La anulación del juicio oral por parte de la Corte Suprema no es un error procesal; es una señal clara de que las instituciones supuestamente encargadas de garantizar el orden y la equidad están al servicio de intereses ajenos al bien común. Como ha sucedido tantas veces en nuestra historia, la justicia se ha transformado en un juego de poder en el que los hilos invisibles de la política tiran de los destinos de los casos más relevantes, como si fueran marionetas.
Lo que está en juego no es solo el destino de un caso en particular, ni de los implicados en éste, sino la misma idea de justicia, que está siendo relegada cada vez más al trasfondo. La politización de la justicia no solo comete una barbaridad contra aquellos que dependen de la protección de la ley, sino que también amenaza el mismo núcleo de la democracia, ya que el principio de imparcialidad, que debería ser el fundamento de cualquier sistema judicial, se desvanece en un caldo impregnado de manipulación e intereses oscuros.

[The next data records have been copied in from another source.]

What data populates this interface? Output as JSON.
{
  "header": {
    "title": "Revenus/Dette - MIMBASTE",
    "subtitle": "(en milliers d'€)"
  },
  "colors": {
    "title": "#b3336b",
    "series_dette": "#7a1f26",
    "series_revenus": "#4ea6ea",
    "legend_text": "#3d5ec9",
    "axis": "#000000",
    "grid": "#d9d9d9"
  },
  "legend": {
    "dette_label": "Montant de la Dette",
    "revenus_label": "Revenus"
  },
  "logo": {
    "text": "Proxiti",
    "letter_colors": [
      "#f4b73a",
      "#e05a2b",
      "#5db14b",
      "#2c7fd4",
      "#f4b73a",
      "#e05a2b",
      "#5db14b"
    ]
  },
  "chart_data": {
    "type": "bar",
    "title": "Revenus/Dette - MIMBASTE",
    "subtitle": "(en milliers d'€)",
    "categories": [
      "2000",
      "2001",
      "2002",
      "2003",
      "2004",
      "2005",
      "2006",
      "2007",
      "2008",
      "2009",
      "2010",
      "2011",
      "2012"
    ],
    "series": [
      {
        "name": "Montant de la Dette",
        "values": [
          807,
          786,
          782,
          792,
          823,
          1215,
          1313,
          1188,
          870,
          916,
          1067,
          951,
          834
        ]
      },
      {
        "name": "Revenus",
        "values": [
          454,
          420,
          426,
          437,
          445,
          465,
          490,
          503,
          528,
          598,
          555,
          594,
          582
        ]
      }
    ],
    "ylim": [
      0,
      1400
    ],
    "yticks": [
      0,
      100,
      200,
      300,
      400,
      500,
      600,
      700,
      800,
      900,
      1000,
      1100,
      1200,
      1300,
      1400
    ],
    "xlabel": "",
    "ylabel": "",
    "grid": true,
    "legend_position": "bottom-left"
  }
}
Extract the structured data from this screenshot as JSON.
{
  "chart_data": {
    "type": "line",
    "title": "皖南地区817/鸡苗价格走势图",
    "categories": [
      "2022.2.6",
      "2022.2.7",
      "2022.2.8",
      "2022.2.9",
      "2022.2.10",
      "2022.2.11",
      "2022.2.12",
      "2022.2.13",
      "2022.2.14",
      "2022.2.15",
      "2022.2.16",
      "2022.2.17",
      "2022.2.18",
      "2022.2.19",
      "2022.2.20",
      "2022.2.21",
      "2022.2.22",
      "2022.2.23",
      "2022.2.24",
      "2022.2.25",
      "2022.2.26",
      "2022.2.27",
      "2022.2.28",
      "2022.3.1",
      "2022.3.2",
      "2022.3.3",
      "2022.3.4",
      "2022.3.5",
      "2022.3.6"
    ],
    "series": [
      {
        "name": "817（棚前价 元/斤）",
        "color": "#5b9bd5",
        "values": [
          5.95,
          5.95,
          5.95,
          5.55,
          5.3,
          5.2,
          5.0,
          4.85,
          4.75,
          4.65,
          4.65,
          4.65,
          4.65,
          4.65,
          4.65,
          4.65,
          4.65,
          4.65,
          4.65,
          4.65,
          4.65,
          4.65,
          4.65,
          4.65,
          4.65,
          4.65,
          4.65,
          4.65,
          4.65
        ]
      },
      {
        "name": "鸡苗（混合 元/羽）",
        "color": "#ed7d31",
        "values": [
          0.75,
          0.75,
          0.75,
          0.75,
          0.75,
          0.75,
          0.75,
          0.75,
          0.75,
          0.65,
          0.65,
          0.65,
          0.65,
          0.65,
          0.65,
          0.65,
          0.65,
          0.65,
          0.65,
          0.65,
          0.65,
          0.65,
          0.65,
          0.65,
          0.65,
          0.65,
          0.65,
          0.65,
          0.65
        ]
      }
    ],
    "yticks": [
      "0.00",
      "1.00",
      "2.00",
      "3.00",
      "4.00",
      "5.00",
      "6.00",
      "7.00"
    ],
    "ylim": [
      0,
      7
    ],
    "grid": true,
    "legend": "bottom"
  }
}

Y lo más triste es: al perder este juicio no solo perdemos un caso: perdemos años de esfuerzo, de una lucha por la verdad. Los fiscales ahora se enfrentan a un sistema que los abandona y el ciudadano común se encuentra una vez más desencantado, aplastado y convencido de que en el Perú, la justicia es solo un espejismo, una quimera que nunca se realiza.
Debemos preguntarnos si estamos listos para seguir permitiendo que la justicia ceda ante la voluntad de aquellos que, desde las sombras del poder, manejan los hilos de los destinos de todos nosotros.